Ветер, чистый и холодный, на рассвете прилетел из восточных равнин, ворвался в раскрытую дверь и оконные проемы и заставил проснуться окоченевшую афинянку. Таис едва сдержала стон, чувствуя боль во всех мышцах, будто после непрерывной скачки в двадцать парасангов. Искусанные губы распухли, до грудей нельзя было дотронуться. Таис нашла За-Ашт в соседней комнате на ковре из плетеного тростника, разметавшейся словно в лихорадке. Разбуженная, она никак не могла прийти в себя, поглядывая на госпожу не то с испугом, не то с яростью. Холодная злость нарастала и в самой Таис, мысленно посылавшей к воронам[14] столь интересовавшие ее прежде храмовые обычаи и коварных жриц Астарты, нарочито давших ей сильного зелья, чтобы поклонница Афродиты испытала силу Великой Матери.

Она напоила финикиянку, растерла ей виски освежающим маслом. Наконец За-Ашт, едва передвигаясь, достала теплой воды, выкупала и растерла Таис и сама очнулась окончательно. Из храма принесли еду, по счастью очень простую, – мед, молоко, лепешки, сухой виноград, куда нельзя было подмешать еще какой-нибудь отравы.

Поев, Таис окрепла, спустилась к роще и пошла проведать свою охрану, поселенную вне пределов храма. Она ускоряла шаг, ощущая возрождение сил, и наконец, радуясь всем телом, пустилась бежать. За поворотом дороги гетера едва не попала под копыта лошадей. Пять всадников мчались навстречу, ведя в поводу двух покрытых персидскими потниками лошадей. Одна из них взвилась на дыбы с пронзительным ржанием. Таис узнала Салмаах лишь после того, как кобыла позвала хозяйку, и удивилась своей рассеянности, приписав ее действию отравы. Бежавший рядом с Салмаах Боанергос тихо заржал, как будто стесняясь проявления чувств. Салмаах, заложив уши, попыталась его лягнуть, мешая ему подбежать к хозяйке. Иноходец пропустил кобылу вперед и вдруг укусил ее за круп. Салмаах рванулась вперед и проскочила мимо, а Боанергос остановился прямо перед афинянкой. Без долгого раздумья Таис взвилась ему на спину, выдернула повод у коновода. Боанергос тронулся с места с такой быстротой, что сразу оставил позади всю компанию. Таис промчалась около схена, углубившись в рощу, и остановила рыжего, крепко сжав его коленями, оглаживая широкую шею. Начальник охраны – лохагос (сотник), догнав ее, сурово заметил, что здесь, в неизвестной стране, нельзя ни ходить, ни ездить одной. На веселую шутку гетеры македонский ветеран печально ответил, что хвалит ее смелость. Однако ему придется вскоре расстаться с жизнью, так и не оправившись как следует от ран и не побывав в новой славной битве.

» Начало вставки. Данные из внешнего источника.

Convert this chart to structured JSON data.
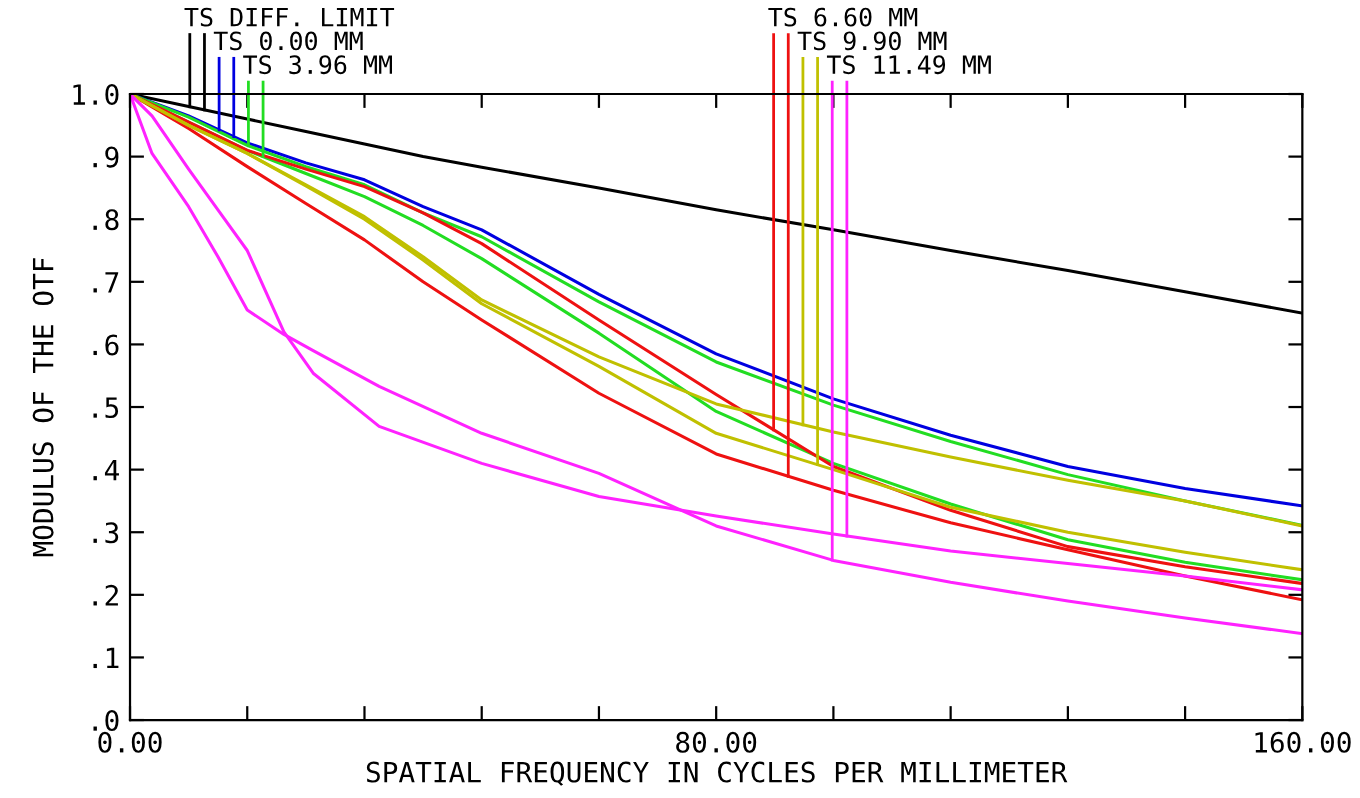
{
  "chart_data": {
    "type": "line",
    "xlabel": "SPATIAL FREQUENCY IN CYCLES PER MILLIMETER",
    "ylabel": "MODULUS OF THE OTF",
    "x": [
      0,
      8,
      16,
      24,
      32,
      40,
      48,
      64,
      80,
      96,
      112,
      128,
      144,
      160
    ],
    "series": [
      {
        "name": "TS DIFF. LIMIT",
        "color": "#000000",
        "values": [
          1.0,
          0.98,
          0.96,
          0.94,
          0.92,
          0.9,
          0.883,
          0.85,
          0.815,
          0.783,
          0.75,
          0.718,
          0.684,
          0.65
        ]
      },
      {
        "name": "TS 0.00 MM",
        "color": "#0000e0",
        "values": [
          1.0,
          0.965,
          0.922,
          0.89,
          0.863,
          0.82,
          0.783,
          0.68,
          0.585,
          0.513,
          0.455,
          0.405,
          0.37,
          0.342
        ]
      },
      {
        "name": "TS 3.96 MM",
        "color": "#22dd22",
        "values": [
          1.0,
          0.963,
          0.918,
          0.884,
          0.855,
          0.81,
          0.772,
          0.668,
          0.572,
          0.503,
          0.445,
          0.392,
          0.35,
          0.311
        ]
      },
      {
        "color": "#22dd22",
        "values": [
          1.0,
          0.955,
          0.91,
          0.873,
          0.836,
          0.79,
          0.737,
          0.618,
          0.493,
          0.41,
          0.345,
          0.288,
          0.252,
          0.224
        ]
      },
      {
        "name": "TS 6.60 MM",
        "color": "#ee1111",
        "values": [
          1.0,
          0.955,
          0.91,
          0.88,
          0.852,
          0.81,
          0.761,
          0.639,
          0.52,
          0.405,
          0.335,
          0.277,
          0.245,
          0.218
        ]
      },
      {
        "color": "#ee1111",
        "values": [
          1.0,
          0.945,
          0.884,
          0.825,
          0.767,
          0.7,
          0.639,
          0.522,
          0.425,
          0.367,
          0.315,
          0.272,
          0.23,
          0.192
        ]
      },
      {
        "name": "TS 9.90 MM",
        "color": "#c0c000",
        "values": [
          1.0,
          0.95,
          0.905,
          0.855,
          0.804,
          0.74,
          0.671,
          0.58,
          0.505,
          0.46,
          0.42,
          0.383,
          0.35,
          0.31
        ]
      },
      {
        "color": "#c0c000",
        "values": [
          1.0,
          0.95,
          0.905,
          0.853,
          0.8,
          0.735,
          0.665,
          0.565,
          0.458,
          0.4,
          0.34,
          0.3,
          0.268,
          0.24
        ]
      },
      {
        "name": "TS 11.49 MM",
        "color": "#ff22ff",
        "x": [
          0,
          3,
          8,
          12,
          16,
          21,
          25,
          34,
          48,
          64,
          80,
          96,
          112,
          128,
          144,
          160
        ],
        "values": [
          1.0,
          0.905,
          0.82,
          0.74,
          0.655,
          0.616,
          0.59,
          0.533,
          0.458,
          0.394,
          0.31,
          0.255,
          0.22,
          0.19,
          0.163,
          0.138
        ]
      },
      {
        "color": "#ff22ff",
        "x": [
          0,
          3,
          8,
          12,
          16,
          21,
          25,
          34,
          48,
          64,
          80,
          96,
          112,
          128,
          144,
          160
        ],
        "values": [
          1.0,
          0.965,
          0.88,
          0.815,
          0.75,
          0.62,
          0.554,
          0.469,
          0.41,
          0.357,
          0.326,
          0.297,
          0.27,
          0.25,
          0.23,
          0.208
        ]
      }
    ],
    "xlim": [
      0,
      160
    ],
    "xticks": [
      {
        "value": 0,
        "label": "0.00"
      },
      {
        "value": 16,
        "label": null
      },
      {
        "value": 32,
        "label": null
      },
      {
        "value": 48,
        "label": null
      },
      {
        "value": 64,
        "label": null
      },
      {
        "value": 80,
        "label": "80.00"
      },
      {
        "value": 96,
        "label": null
      },
      {
        "value": 112,
        "label": null
      },
      {
        "value": 128,
        "label": null
      },
      {
        "value": 144,
        "label": null
      },
      {
        "value": 160,
        "label": "160.00"
      }
    ],
    "ylim": [
      0,
      1
    ],
    "yticks": [
      {
        "value": 0,
        "label": ".0"
      },
      {
        "value": 0.1,
        "label": ".1"
      },
      {
        "value": 0.2,
        "label": ".2"
      },
      {
        "value": 0.3,
        "label": ".3"
      },
      {
        "value": 0.4,
        "label": ".4"
      },
      {
        "value": 0.5,
        "label": ".5"
      },
      {
        "value": 0.6,
        "label": ".6"
      },
      {
        "value": 0.7,
        "label": ".7"
      },
      {
        "value": 0.8,
        "label": ".8"
      },
      {
        "value": 0.9,
        "label": ".9"
      },
      {
        "value": 1.0,
        "label": "1.0"
      }
    ],
    "grid": false,
    "legend": "top",
    "marker": "none",
    "line_style": "solid"
  }
}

– Почему? – воскликнула Таис.

– Потому что тебя украдут или убьют. Тогда мне останется лишь попросить товарищей заколоть меня от позора, что я не сумел оберечь тебя, и чтобы избежать казни, которую придумает Птолемей... да что он, сам божественный наш Александр!

Искренность старого воина пристыдила гетеру. Она поклялась Стиксовой водой, что будет послушна. Она не собирается удаляться от храма даже на лошади. «В таком случае достаточно одного воина, – решил начальник, – он сумеет прикрыть отступление, пока Таис поскачет за подмогой». Тут же юный гестиот Ликофон, красивый, как Ганимед, пересел со своего коня на Салмаах, покорившуюся наезднику, и помчался к дому македонцев за оружием. Четверо товарищей дождались его возвращения и с пожеланием здоровья прекрасной подопечной поскакали на соединение с семью другими македонцами, проезжавшими коней к югу от храма. Таис знала провожатого по совместному пути в Гиераполь и не раз замечала его восторженные взгляды. Улыбнувшись ему, она направила иноходца на восток, где сосны мельчали, редея, и начинались холмы песка с шапками тамарисков. В нескольких стадиях впереди волны песчаных бугров окружали крупную рощицу незнакомых, сходных с тополями деревьев. Таис вдруг захотела заглянуть в уединенную заросль, казалось, скрывавшую нечто запретное. Лошади добросовестно трудились, увязая в песке, пока не приблизились к особенно большому холму. Едва всадники достигли его вершины, как у обоих вырвался возглас изумления. Синим серпом прилегая к подножию холма, блестело маленькое озеро чистейшей воды. Там, где озеро углублялось и тень высоких деревьев стелилась по водной глади, густой бирюзовый цвет очаровывал взгляд. Ветер с востока не залетал сюда, и тростники, зеленым полукругом обнимавшие синюю воду, чуть покачивали тонкими вершинками. Пришельцы не заметили признаков человека, Таис загорелась желанием искупаться в этом прекрасном месте. Растительность указывала на пресную воду. У северо-восточной оконечности озера, «рога серпа», кипели выходившие там ключи.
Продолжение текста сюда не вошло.